By Richard Lardner and Jonathan Lemire
WASHINGTON — Aerospace giant Boeing is a juggernaut in Washington, D.C., employing a team of in-house lobbyists and blue chip firms as part of a multimillion dollar influence operation built to shape policy on Capitol Hill and inside the Trump administration.
But the company’s clout goes only so far.
Bowing to international pressure, President Donald Trump announced Wednesday that Boeing 737 Max 8 and Max 9 aircraft in the U.S. were being grounded following the Ethiopian Airlines disaster and another crash involving the same model jet five months earlier in Indonesia. Many nations in the world had already barred the aircraft from their airspace.
Trump said he didn’t want to take any chances, even though the Federal Aviation Administration had said it didn’t have any data to show the passenger jets are unsafe.
Still, Trump gave Boeing a vote of confidence, declaring it “a great, great company with a track record that is so phenomenal.”
The crash in Ethiopia had cast a spotlight on the FAA’s decision to continue to permit the airliner to fly even as other countries grounded it — and onto Trump’s ties to Boeing and the company’s influence in Washington.
The president spoke by phone with Boeing’s CEO Dennis Muilenburg, a frequent participant in White House events, on Tuesday. The FAA said the same day it remained confident in the aircraft even as governments in Europe and Asia grounded the plane.
Muilenburg urged Trump not to ground the fleet, according to a White House official not authorized to publicly discuss a private conversation. It was not clear whether the call influenced the FAA’s decision.
Trump’s acting defense secretary, Patrick Shanahan, worked as a top executive for the aviation manufacturer for decades. Trump has often praised Shanahan publicly, noting his reputation at Boeing for managing costs and rescuing a troubled Dreamliner 787 jet airliner program.
Trump has long showcased American business abroad on his international trips and last month, mere hours before he was set to meet with North Korea’s Kim Jong Un in Hanoi, he touted a sale of 100 of the 737 Max planes to Vietnamese airlines.
Boeing said the order was worth $12.7 billion but, in the wake of the crashes, the Vietnamese government said the safety issues must be addressed for the planes to go into service.
Trump also used Boeing as a backdrop of an early rally, standing in front of a new Boeing 787-10 Dreamliner at a South Carolina plant in February 2017. Boeing employs more than 153,000 people, including more than 7,300 in South Carolina.
“We want products made by our workers in our factories stamped with those four magnificent words — ‘made in the USA’,” Trump said.
But his relationship with Boeing has been, at times, rocky. He clashed with the company before even taking office, slamming Boeing for the cost of its plan to build new versions of Air Force One, a broadside that sent the company’s shares tumbling.
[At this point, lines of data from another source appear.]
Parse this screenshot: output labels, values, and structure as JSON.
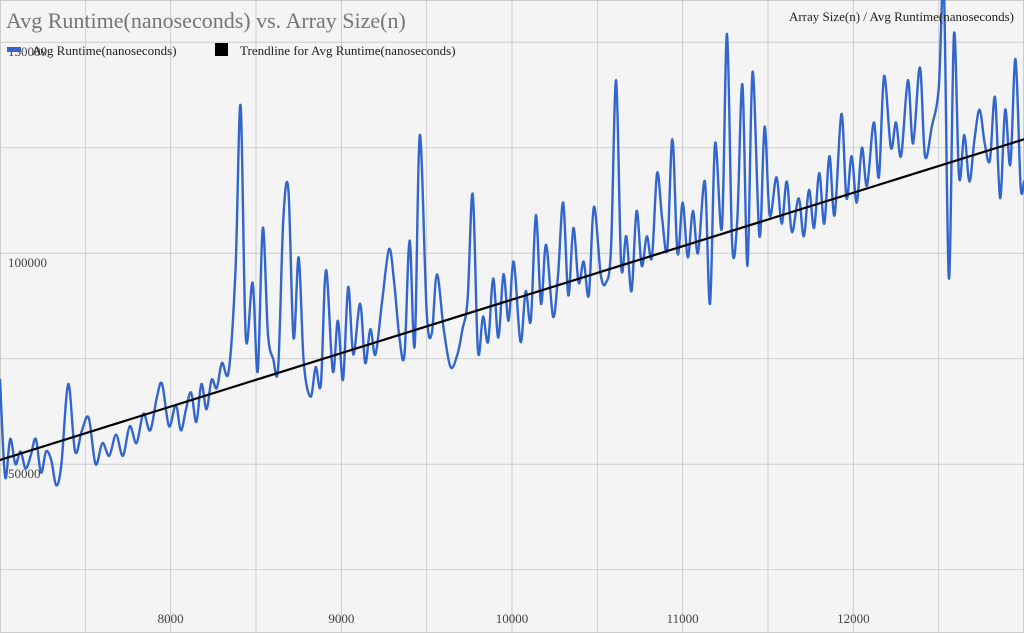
{
  "chart_data": {
    "type": "line",
    "title": "Avg Runtime(nanoseconds) vs. Array Size(n)",
    "axis_title": "Array Size(n) / Avg Runtime(nanoseconds)",
    "xlabel": "Array Size(n)",
    "ylabel": "Avg Runtime(nanoseconds)",
    "xlim": [
      7000,
      13000
    ],
    "ylim": [
      10000,
      160000
    ],
    "x_ticks": [
      8000,
      9000,
      10000,
      11000,
      12000
    ],
    "y_ticks": [
      50000,
      100000,
      150000
    ],
    "x_tick_labels": [
      "8000",
      "9000",
      "10000",
      "11000",
      "12000"
    ],
    "y_tick_labels": [
      "50000",
      "100000",
      "150000"
    ],
    "grid": true,
    "legend_position": "top-left",
    "colors": {
      "series": "#3366cc",
      "trendline": "#000000",
      "grid": "#cccccc",
      "background": "#f4f4f4"
    },
    "series": [
      {
        "name": "Avg Runtime(nanoseconds)",
        "color": "#3366cc",
        "points": [
          [
            7000,
            70000
          ],
          [
            7030,
            47000
          ],
          [
            7060,
            56000
          ],
          [
            7090,
            50000
          ],
          [
            7120,
            53000
          ],
          [
            7150,
            49000
          ],
          [
            7180,
            52000
          ],
          [
            7210,
            56000
          ],
          [
            7240,
            48000
          ],
          [
            7270,
            53000
          ],
          [
            7300,
            51000
          ],
          [
            7330,
            45000
          ],
          [
            7360,
            50000
          ],
          [
            7400,
            69000
          ],
          [
            7440,
            53000
          ],
          [
            7480,
            58000
          ],
          [
            7520,
            61000
          ],
          [
            7560,
            50000
          ],
          [
            7600,
            55000
          ],
          [
            7640,
            52000
          ],
          [
            7680,
            57000
          ],
          [
            7720,
            52000
          ],
          [
            7760,
            59000
          ],
          [
            7800,
            55000
          ],
          [
            7840,
            62000
          ],
          [
            7880,
            58000
          ],
          [
            7920,
            66000
          ],
          [
            7950,
            69000
          ],
          [
            7990,
            59000
          ],
          [
            8030,
            64000
          ],
          [
            8060,
            58000
          ],
          [
            8090,
            63000
          ],
          [
            8120,
            67000
          ],
          [
            8150,
            60000
          ],
          [
            8180,
            69000
          ],
          [
            8210,
            63000
          ],
          [
            8240,
            70000
          ],
          [
            8270,
            68000
          ],
          [
            8300,
            74000
          ],
          [
            8340,
            72000
          ],
          [
            8380,
            96000
          ],
          [
            8410,
            135000
          ],
          [
            8440,
            80000
          ],
          [
            8480,
            93000
          ],
          [
            8510,
            72000
          ],
          [
            8540,
            106000
          ],
          [
            8570,
            81000
          ],
          [
            8600,
            75000
          ],
          [
            8630,
            73000
          ],
          [
            8660,
            108000
          ],
          [
            8690,
            115000
          ],
          [
            8720,
            80000
          ],
          [
            8750,
            99000
          ],
          [
            8780,
            74000
          ],
          [
            8820,
            66000
          ],
          [
            8850,
            73000
          ],
          [
            8880,
            69000
          ],
          [
            8910,
            96000
          ],
          [
            8950,
            72000
          ],
          [
            8980,
            84000
          ],
          [
            9010,
            70000
          ],
          [
            9040,
            92000
          ],
          [
            9070,
            76000
          ],
          [
            9110,
            88000
          ],
          [
            9140,
            74000
          ],
          [
            9170,
            82000
          ],
          [
            9200,
            76000
          ],
          [
            9240,
            89000
          ],
          [
            9280,
            101000
          ],
          [
            9310,
            93000
          ],
          [
            9340,
            80000
          ],
          [
            9370,
            76000
          ],
          [
            9400,
            103000
          ],
          [
            9430,
            78000
          ],
          [
            9460,
            128000
          ],
          [
            9500,
            86000
          ],
          [
            9530,
            81000
          ],
          [
            9560,
            95000
          ],
          [
            9600,
            82000
          ],
          [
            9640,
            73000
          ],
          [
            9680,
            76000
          ],
          [
            9710,
            82000
          ],
          [
            9740,
            89000
          ],
          [
            9770,
            114000
          ],
          [
            9800,
            77000
          ],
          [
            9830,
            85000
          ],
          [
            9860,
            79000
          ],
          [
            9890,
            94000
          ],
          [
            9920,
            80000
          ],
          [
            9950,
            95000
          ],
          [
            9980,
            84000
          ],
          [
            10010,
            98000
          ],
          [
            10050,
            79000
          ],
          [
            10080,
            91000
          ],
          [
            10110,
            84000
          ],
          [
            10140,
            109000
          ],
          [
            10170,
            88000
          ],
          [
            10200,
            102000
          ],
          [
            10240,
            85000
          ],
          [
            10270,
            95000
          ],
          [
            10300,
            112000
          ],
          [
            10330,
            90000
          ],
          [
            10360,
            106000
          ],
          [
            10390,
            93000
          ],
          [
            10420,
            98000
          ],
          [
            10450,
            90000
          ],
          [
            10480,
            111000
          ],
          [
            10520,
            95000
          ],
          [
            10550,
            93000
          ],
          [
            10580,
            101000
          ],
          [
            10610,
            141000
          ],
          [
            10640,
            97000
          ],
          [
            10670,
            104000
          ],
          [
            10700,
            91000
          ],
          [
            10730,
            110000
          ],
          [
            10760,
            97000
          ],
          [
            10790,
            104000
          ],
          [
            10820,
            99000
          ],
          [
            10850,
            119000
          ],
          [
            10880,
            108000
          ],
          [
            10910,
            101000
          ],
          [
            10940,
            127000
          ],
          [
            10970,
            100000
          ],
          [
            11000,
            112000
          ],
          [
            11030,
            99000
          ],
          [
            11060,
            110000
          ],
          [
            11090,
            100000
          ],
          [
            11130,
            117000
          ],
          [
            11160,
            88000
          ],
          [
            11190,
            126000
          ],
          [
            11230,
            106000
          ],
          [
            11260,
            152000
          ],
          [
            11290,
            102000
          ],
          [
            11320,
            108000
          ],
          [
            11350,
            140000
          ],
          [
            11380,
            97000
          ],
          [
            11410,
            143000
          ],
          [
            11450,
            104000
          ],
          [
            11480,
            130000
          ],
          [
            11510,
            109000
          ],
          [
            11550,
            118000
          ],
          [
            11580,
            107000
          ],
          [
            11610,
            117000
          ],
          [
            11640,
            105000
          ],
          [
            11680,
            113000
          ],
          [
            11710,
            104000
          ],
          [
            11740,
            115000
          ],
          [
            11770,
            106000
          ],
          [
            11800,
            119000
          ],
          [
            11830,
            107000
          ],
          [
            11860,
            123000
          ],
          [
            11890,
            109000
          ],
          [
            11930,
            133000
          ],
          [
            11960,
            113000
          ],
          [
            11990,
            123000
          ],
          [
            12020,
            112000
          ],
          [
            12050,
            125000
          ],
          [
            12080,
            116000
          ],
          [
            12120,
            131000
          ],
          [
            12150,
            118000
          ],
          [
            12180,
            142000
          ],
          [
            12220,
            125000
          ],
          [
            12250,
            131000
          ],
          [
            12280,
            123000
          ],
          [
            12320,
            141000
          ],
          [
            12350,
            126000
          ],
          [
            12390,
            144000
          ],
          [
            12420,
            123000
          ],
          [
            12460,
            130000
          ],
          [
            12500,
            139000
          ],
          [
            12530,
            163000
          ],
          [
            12560,
            94000
          ],
          [
            12590,
            152000
          ],
          [
            12620,
            118000
          ],
          [
            12650,
            128000
          ],
          [
            12680,
            117000
          ],
          [
            12710,
            127000
          ],
          [
            12740,
            134000
          ],
          [
            12770,
            126000
          ],
          [
            12800,
            122000
          ],
          [
            12830,
            137000
          ],
          [
            12860,
            113000
          ],
          [
            12890,
            134000
          ],
          [
            12920,
            121000
          ],
          [
            12950,
            146000
          ],
          [
            12980,
            116000
          ],
          [
            13000,
            117000
          ]
        ]
      },
      {
        "name": "Trendline for Avg Runtime(nanoseconds)",
        "color": "#000000",
        "type": "trendline",
        "points": [
          [
            7000,
            51000
          ],
          [
            13000,
            127000
          ]
        ]
      }
    ]
  }
}
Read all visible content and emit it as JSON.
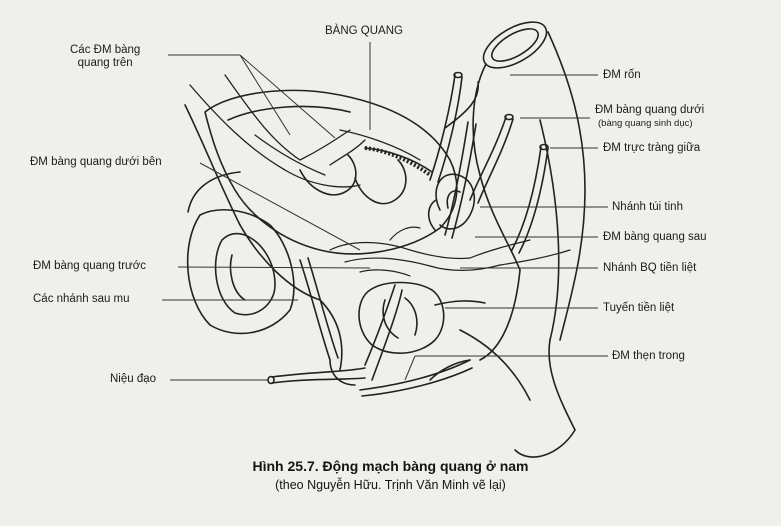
{
  "labels": {
    "bladder": "BÀNG QUANG",
    "superior_vesical_1": "Các ĐM bàng",
    "superior_vesical_2": "quang trên",
    "inferolateral_vesical": "ĐM bàng quang dưới bên",
    "anterior_vesical": "ĐM bàng quang trước",
    "retropubic_branches": "Các nhánh sau mu",
    "urethra": "Niệu đạo",
    "umbilical_artery": "ĐM rốn",
    "inferior_vesical": "ĐM bàng quang dưới",
    "inferior_vesical_note": "(bàng quang sinh dục)",
    "middle_rectal": "ĐM trực tràng giữa",
    "seminal_vesicle_branch": "Nhánh túi tinh",
    "posterior_vesical": "ĐM bàng quang sau",
    "bladder_prostate_branch": "Nhánh BQ tiền liệt",
    "prostate": "Tuyến tiền liệt",
    "internal_pudendal": "ĐM thẹn trong"
  },
  "caption": {
    "title": "Hình 25.7. Động mạch bàng quang ở nam",
    "subtitle": "(theo Nguyễn Hữu. Trịnh Văn Minh vẽ lại)"
  }
}
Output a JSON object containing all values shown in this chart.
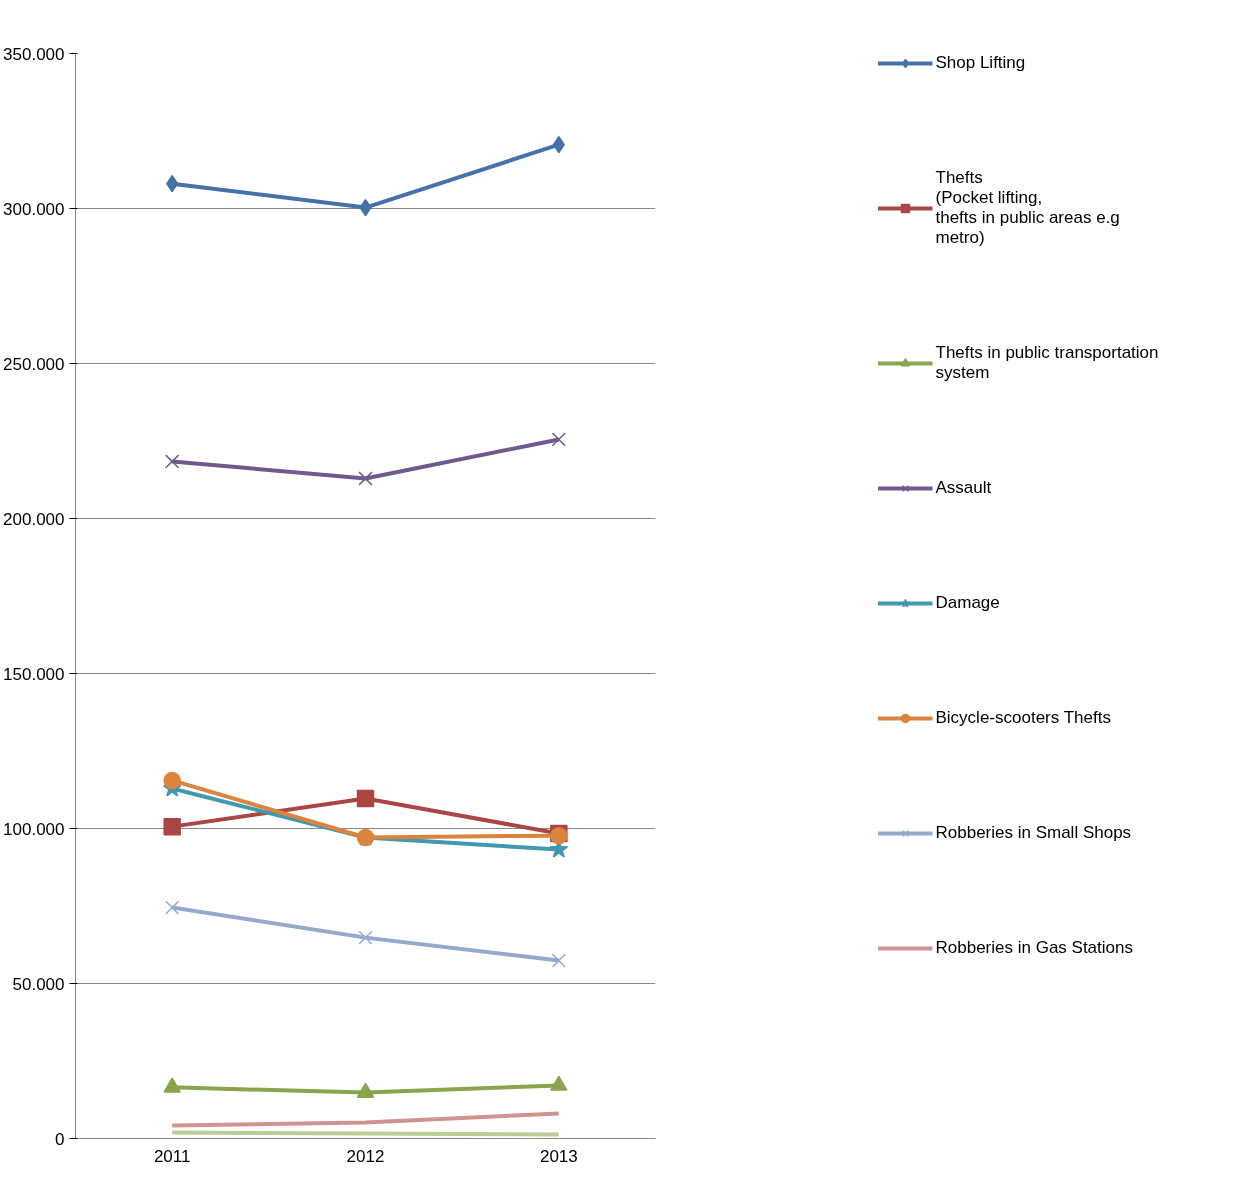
{
  "chart_data": {
    "type": "line",
    "categories": [
      "2011",
      "2012",
      "2013"
    ],
    "ylim": [
      0,
      350000
    ],
    "yticks": [
      {
        "value": 0,
        "label": "0"
      },
      {
        "value": 50000,
        "label": "50.000"
      },
      {
        "value": 100000,
        "label": "100.000"
      },
      {
        "value": 150000,
        "label": "150.000"
      },
      {
        "value": 200000,
        "label": "200.000"
      },
      {
        "value": 250000,
        "label": "250.000"
      },
      {
        "value": 300000,
        "label": "300.000"
      },
      {
        "value": 350000,
        "label": "350.000"
      }
    ],
    "grid": "y",
    "legend": "right",
    "series": [
      {
        "name": "Shop Lifting",
        "color": "#4572a7",
        "marker": "diamond",
        "values": [
          308000,
          300300,
          320600
        ]
      },
      {
        "name": "Thefts\n(Pocket lifting,\nthefts in public areas e.g\nmetro)",
        "color": "#aa4643",
        "marker": "square",
        "values": [
          100600,
          109700,
          98400
        ]
      },
      {
        "name": "Thefts in public transportation\nsystem",
        "color": "#89a54e",
        "marker": "triangle",
        "values": [
          16500,
          14800,
          17100
        ]
      },
      {
        "name": "Assault",
        "color": "#71588f",
        "marker": "cross",
        "values": [
          218400,
          212900,
          225500
        ]
      },
      {
        "name": "Damage",
        "color": "#4198af",
        "marker": "star",
        "values": [
          112900,
          97100,
          93200
        ]
      },
      {
        "name": "Bicycle-scooters Thefts",
        "color": "#db843d",
        "marker": "circle",
        "values": [
          115500,
          97100,
          97700
        ]
      },
      {
        "name": "Robberies in Small Shops",
        "color": "#93a9cf",
        "marker": "cross",
        "values": [
          74500,
          64800,
          57400
        ]
      },
      {
        "name": "Robberies in Gas Stations",
        "color": "#d19392",
        "marker": "none",
        "values": [
          4200,
          5200,
          8100
        ]
      },
      {
        "color": "#b9cd96",
        "marker": "none",
        "values": [
          1900,
          1600,
          1300
        ]
      }
    ]
  }
}
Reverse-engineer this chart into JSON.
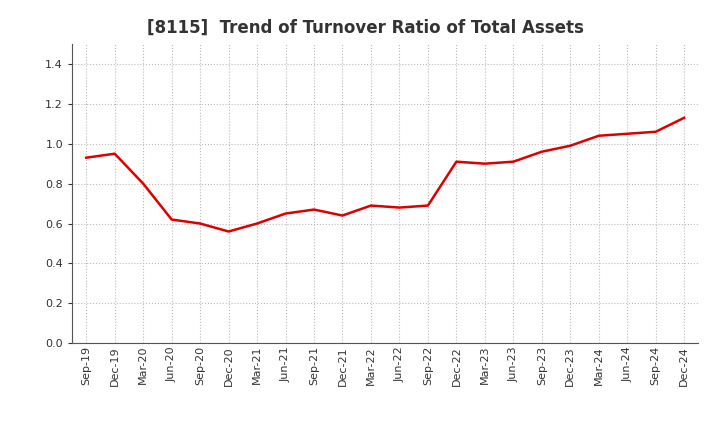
{
  "title": "[8115]  Trend of Turnover Ratio of Total Assets",
  "labels": [
    "Sep-19",
    "Dec-19",
    "Mar-20",
    "Jun-20",
    "Sep-20",
    "Dec-20",
    "Mar-21",
    "Jun-21",
    "Sep-21",
    "Dec-21",
    "Mar-22",
    "Jun-22",
    "Sep-22",
    "Dec-22",
    "Mar-23",
    "Jun-23",
    "Sep-23",
    "Dec-23",
    "Mar-24",
    "Jun-24",
    "Sep-24",
    "Dec-24"
  ],
  "values": [
    0.93,
    0.95,
    0.8,
    0.62,
    0.6,
    0.56,
    0.6,
    0.65,
    0.67,
    0.64,
    0.69,
    0.68,
    0.69,
    0.91,
    0.9,
    0.91,
    0.96,
    0.99,
    1.04,
    1.05,
    1.06,
    1.13
  ],
  "line_color": "#dd0000",
  "line_width": 1.8,
  "ylim": [
    0.0,
    1.5
  ],
  "yticks": [
    0.0,
    0.2,
    0.4,
    0.6,
    0.8,
    1.0,
    1.2,
    1.4
  ],
  "background_color": "#ffffff",
  "grid_color": "#bbbbbb",
  "title_fontsize": 12,
  "tick_fontsize": 8,
  "title_color": "#333333"
}
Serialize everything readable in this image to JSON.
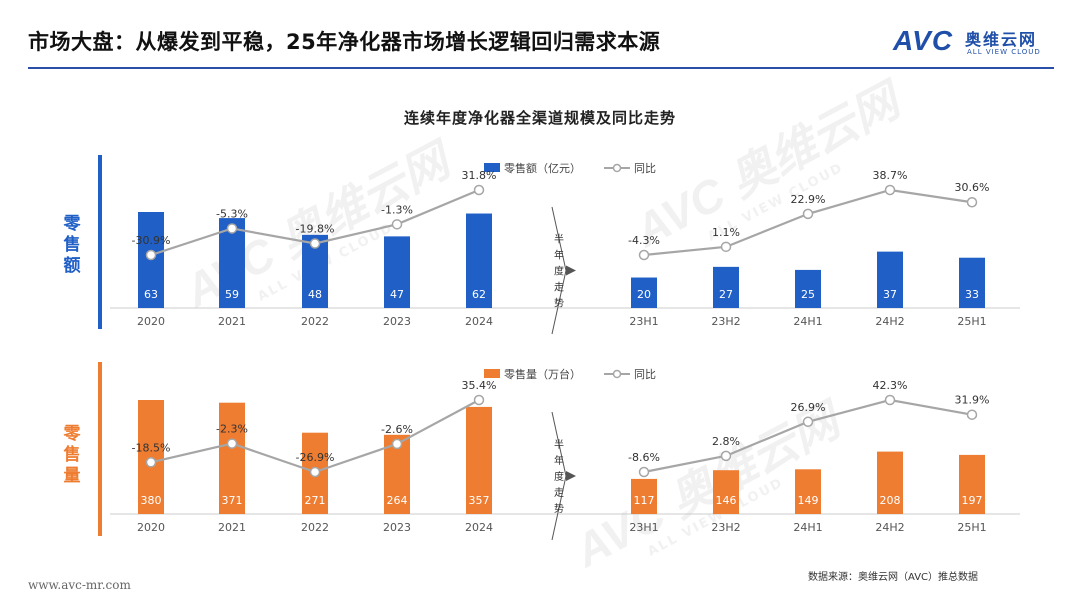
{
  "header": {
    "title": "市场大盘：从爆发到平稳，25年净化器市场增长逻辑回归需求本源",
    "logo_text": "AVC",
    "logo_cn": "奥维云网",
    "logo_en": "ALL VIEW CLOUD"
  },
  "watermark": {
    "text": "AVC 奥维云网",
    "sub": "ALL VIEW CLOUD"
  },
  "colors": {
    "blue": "#1f5fc6",
    "orange": "#ee7d31",
    "line": "#a6a6a6",
    "title_rule": "#2a4fa8"
  },
  "chart_data": [
    {
      "type": "bar",
      "title": "连续年度净化器全渠道规模及同比走势",
      "side_label": "零售额",
      "legend": {
        "bar": "零售额（亿元）",
        "line": "同比"
      },
      "divider_label": "半年度走势",
      "color": "#1f5fc6",
      "annual": {
        "categories": [
          "2020",
          "2021",
          "2022",
          "2023",
          "2024"
        ],
        "values": [
          63,
          59,
          48,
          47,
          62
        ],
        "yoy": [
          "-30.9%",
          "-5.3%",
          "-19.8%",
          "-1.3%",
          "31.8%"
        ],
        "yoy_values": [
          -30.9,
          -5.3,
          -19.8,
          -1.3,
          31.8
        ]
      },
      "half": {
        "categories": [
          "23H1",
          "23H2",
          "24H1",
          "24H2",
          "25H1"
        ],
        "values": [
          20,
          27,
          25,
          37,
          33
        ],
        "yoy": [
          "-4.3%",
          "1.1%",
          "22.9%",
          "38.7%",
          "30.6%"
        ],
        "yoy_values": [
          -4.3,
          1.1,
          22.9,
          38.7,
          30.6
        ]
      }
    },
    {
      "type": "bar",
      "side_label": "零售量",
      "legend": {
        "bar": "零售量（万台）",
        "line": "同比"
      },
      "divider_label": "半年度走势",
      "color": "#ee7d31",
      "annual": {
        "categories": [
          "2020",
          "2021",
          "2022",
          "2023",
          "2024"
        ],
        "values": [
          380,
          371,
          271,
          264,
          357
        ],
        "yoy": [
          "-18.5%",
          "-2.3%",
          "-26.9%",
          "-2.6%",
          "35.4%"
        ],
        "yoy_values": [
          -18.5,
          -2.3,
          -26.9,
          -2.6,
          35.4
        ]
      },
      "half": {
        "categories": [
          "23H1",
          "23H2",
          "24H1",
          "24H2",
          "25H1"
        ],
        "values": [
          117,
          146,
          149,
          208,
          197
        ],
        "yoy": [
          "-8.6%",
          "2.8%",
          "26.9%",
          "42.3%",
          "31.9%"
        ],
        "yoy_values": [
          -8.6,
          2.8,
          26.9,
          42.3,
          31.9
        ]
      }
    }
  ],
  "footer": {
    "url": "www.avc-mr.com",
    "source": "数据来源：奥维云网（AVC）推总数据"
  }
}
Boeing spent $15.1 million on lobbying in 2018, with more than a dozen firms working on its behalf, according to disclosure records filed with the House and Senate.
Among them are Norm Dicks and Associates. Dicks was serving as the top Democrat on the House Appropriations Committee when he ended his 36-year congressional career in 2013.
Boeing paid Dicks’ firm $290,000. He most recently lobbied lawmakers to support Boeing’s KC-46A tanker, an aircraft that acts as a flying gas station and can refuel all U.S. and allied aircraft. Boeing has a contract with the Air Force for 52 of an expected 179 tankers.
The executive in charge of Boeing’s government operations office is Timothy Keating, who worked in the Clinton White House as special assistant to the president and staff director for legislative affairs.
Before joining Boeing, Keating was a senior vice president at Honeywell International and a managing partner at the lobbying firm Timmons and Company.
Boeing’s connections in the nation’s capital extend beyond the people on its payroll. When a Senate oversight committee convenes a hearing on aviation safety following the Ethiopian Airlines crash, John Keast, the Republican-led panel’s staff director, won’t be far from the dais where the members are sitting.
Keast was a Boeing lobbyist just before he accepted the committee post late last year. The committee chairman, Sen. Roger Wicker, R-Miss., announced Keast’s hiring in early December. Keast joined Cornerstone Government Affairs in 2006 and had most recently monitored congressional developments on defense, foreign policy, space exploration and homeland security for Boeing, according to the disclosure records.
No date has been set for the hearing, although Wicker signaled that the committee would not interfere with the FAA and National Transportation Safety Board investigations of the Ethiopian Airlines disaster.
Boeing also makes its presence felt through campaign contributions made by a political action committee and individual employees to lawmakers from both political parties. Boeing-affiliated groups and employees have donated close to $8.4 million since 2016, according to the political-money website Open Secrets.
Among the recipients is Sen. Ted Cruz, R-Texas, chairman of the Senate’s aviation and space subcommittee, who received more than $60,000. Cruz on Tuesday joined a number of other lawmakers who called for the Max 8 aircraft to be grounded, declaring such a move would be prudent “until the FAA confirms the safety of these aircraft and their passengers.”